Но у меня один папа. И я, наверное, его люблю. Потому что обижаюсь. Если бы не любила бы – не обижалась бы.
Я отложила телефон, по экрану которого бежали бесконечные сообщения от Мошкина. Вот он что, так сильно любит меня? Ведь, если вдуматься, он с утра до вечера что-то мне пытается сказать. Не важно – отвечаю я или нет. Или он просто гоняется за мной, пытаясь догнать то, что в принципе догнать невозможно. Я никогда не полюблю Мошкина, хотя он и очень симпатичный. Симпатичный дебил. Что мне с ним делать? О чем говорить? Целоваться? А потом о чем говорить? «Это… Это… Гы-гы-гы… Блин… Прикольненько… Гы-гы-гы…»? Так, что ли?
Вот что мне написал Мошкин только за последние полчаса:
☺♥♥♥☺!!!!!!!!!!
?????????☻☻☻
Ты где? ☻☻☻
Блин, Алекса, ты где? ☻☻☻
♥♥♥♥♥♥♥♥
А также послал пятнадцать фиолетовых монстров, застрелившихся из пистолета, синих человечков, рыдающих от несправедливости мира и неразделенной любви, и бесконечное количество отрубленных рук с бицепсами, чтобы показать, что он, Мошкин, – сильный, он выдержит мое безразличие и нелюбовь.
Я перевернула телефон, чтобы не видеть все это. И взяла открытый мамин дневник.
«Вечером я сидела на склоне горы и пыталась рисовать».
Рисовать? Мама рисовала в молодости? Никогда не знала этого. Где же ее картины или хотя бы какие-то рисунки?
«Я взяла с собой пастель. Но ею нельзя передать местных красок. Здесь так прекрасно, что я не могу найти нужных слов и нужных расцветок. Здесь можно жить, никуда не уезжая. Пасти овец, растить детей, смотреть на небо, на солнце. Мы здесь уже третий день, а погода – как в сказке – ясная, безветренная, тихая. Я рисую и рисую в свободное время и понимаю, что лучше даже не пытаться передать эту красоту. Лучше впитать в себя ее и жить, наполненной ею.
Сережа все время улыбается, когда видит меня. А я… Я ничего не могу с собой поделать. Все. Я влюбилась окончательно. Он только поворачивает ко мне голову, и мое сердце начинает отчаянно биться, во рту пересыхает. Я хочу улыбнуться в ответ, но не могу. И сказать ничего не могу путного. Со мной никогда такого не было. Просто он… Не бывает таких прекрасных людей. Он умный, начитанный, очень быстрый на язык. Еще никто не успел понять, а он уже и понял, и ответил, да так остроумно, что все падают от смеха».

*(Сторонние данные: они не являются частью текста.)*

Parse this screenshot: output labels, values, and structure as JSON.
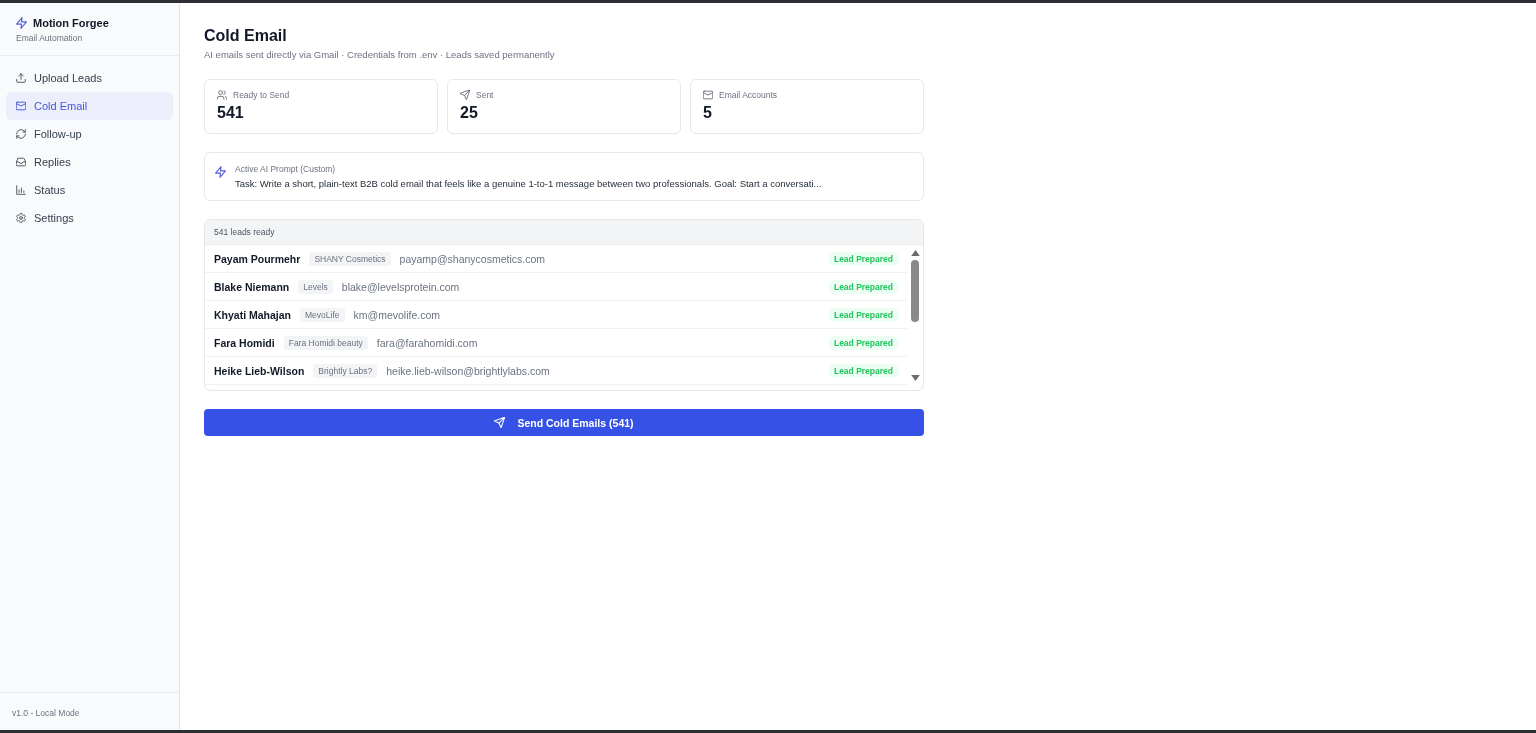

Интересно, что же такого говорил мой папа, что все падали вокруг? Может быть, все-таки маме так казалось? И упала одна она? Представляю себе эту картину – вокруг горы, горы, белые шапки высоких вершин вдали, летают огромные птицы, хлопают крыльями, выискивая добычу, моя маленькая мама в светлом свитере с длинными рукавами (я видела одну фотографию с этих гор) растерянно смотрит, замерев, на папу, а он шутит, и вокруг все поочередно падают – пумс, пумс… Остается стоять только папа, самодовольно поглаживающий брюшко. Ах, хотя нет! Папа тогда брюшко еще не наел. Он был стройный и ловкий. Его – с темной лохматой бородой – я тоже видела на той фотографии.